Non, la plupart des espèces de thrips nuisibles n'utilisent le sol que pour les stades prépupal et pupal. Les stades d'alimentation (larves et adultes) nécessitent les tissus végétaux situés au-dessus du sol pour se nourrir.
Quels nématodes sont les plus efficaces contre les thrips présents dans le sol ?
L'espèce Steinernema Feltiae est considérée comme particulièrement efficace contre les stades terrestres des thrips car elle recherche activement les pupes dans le substrat et les infecte.
Comment identifier les pupes de thrips dans le sol ?
Ils sont presque impossibles à trouver à l'œil nu.
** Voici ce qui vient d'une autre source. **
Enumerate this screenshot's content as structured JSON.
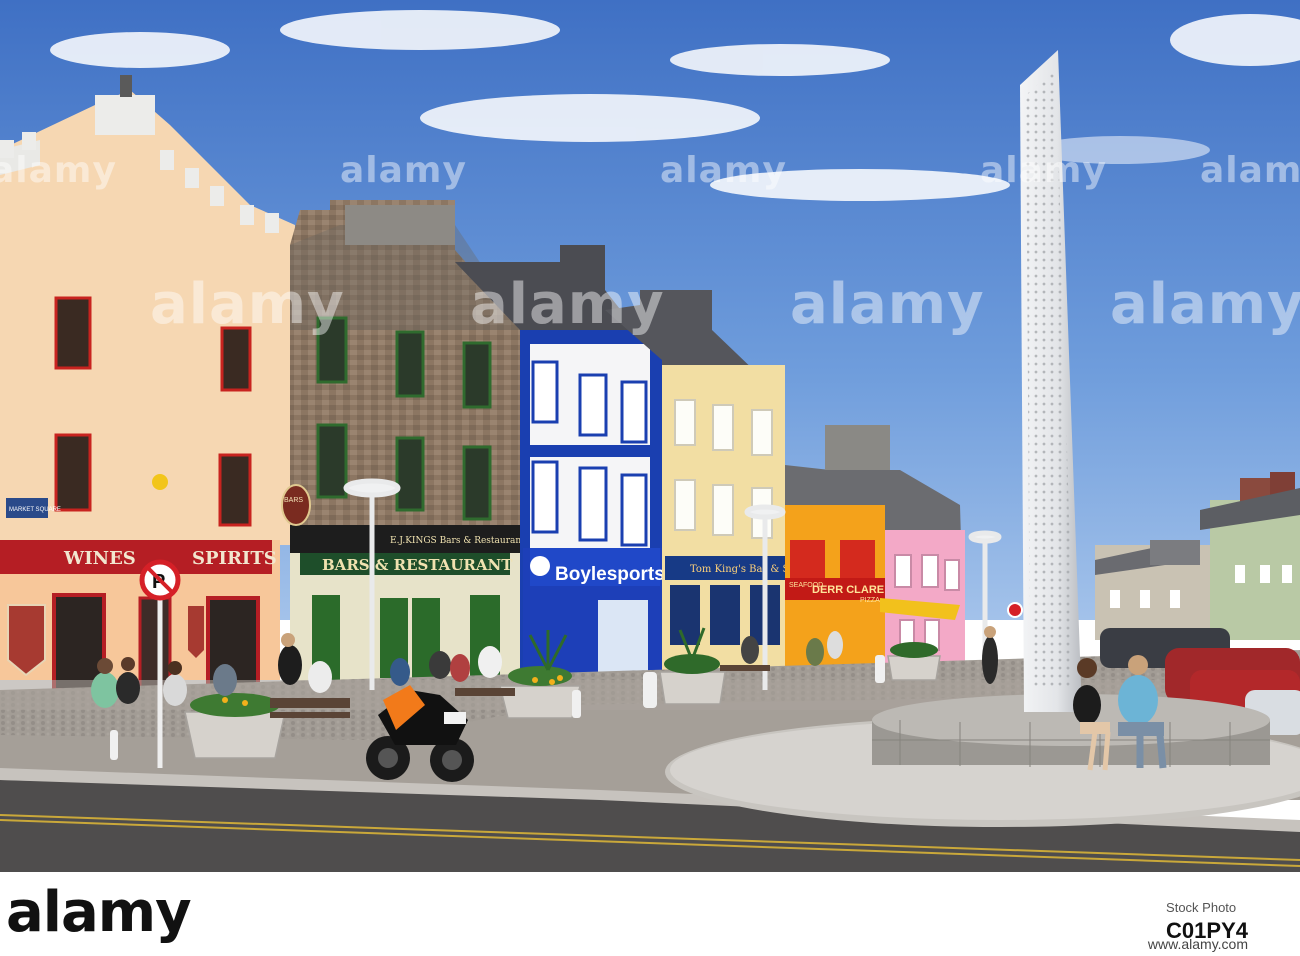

Ils mesurent environ 1 mm, sont jaune pâle à blanchâtres et bougent à peine. Ils sont généralement situés dans les 2 premiers cm du substrat.
Est-il utile d'arroser la plante par le bas ?
L'arrosage par le bas maintient la couche supérieure du sol plus sèche, ce qui peut aggraver les conditions de nymphose. Cependant, les agents biologiques tels que les nématodes ont besoin d'humidité pour fonctionner.
Conclusion
Les thrips présents dans le sol constituent le danger invisible de toute culture en intérieur et en serre. Si vous traitez uniquement les feuilles, vous ne combattez que les symptômes et non la cause. Cependant, les connaissances scientifiques selon lesquelles presque toutes les pupes sont concentrées dans la couche supérieure de 2 cm nous permettent de lutter avec précision. Grâce à l'utilisation des nématodes Steinernema Feltiae et au contrôle ciblé de l'humidité du substrat, la population peut être combattue au niveau des racines. Combinez ce traitement du sol avec des panneaux bleus et un nettoyage foliaire approfondi pour mettre définitivement fin à l’infestation de thrips. N'attendez pas l'éclosion de la prochaine génération : commencez à nettoyer votre substrat dès aujourd'hui !
Sources
- Norme OEPP sur les diagnostics : PM 7/011 (2) Frankliniella occidentalis.
- Summerfield, A. et al. (2024) : Enquêtes en laboratoire sur l'efficacité potentielle des agents de lutte biologique sur deux espèces de thrips. Insectes 15(6).
- Ansari, M.A. et al. (2007) : Contrôle des pupes du thrips des petits fruits avec Metarhizium anisopliae dans les milieux de culture. Contrôle biologique 40.
- Deligeorgidis, P.N. & Ipsilandis, C.G. (2004) : Détermination de la profondeur du sol habité par Frankliniella occidentalis et Thrips tabaci. Journal d'entomologie appliquée 128.
- Saito, T. & Brownbridge, M. (2016) : Compatibilité des prédateurs vivant dans le sol et des agents microbiens. Contrôle biologique 92.
- Archives Julius Kühn (2018) : 61e Conférence allemande sur la protection des végétaux - Versions courtes des conférences.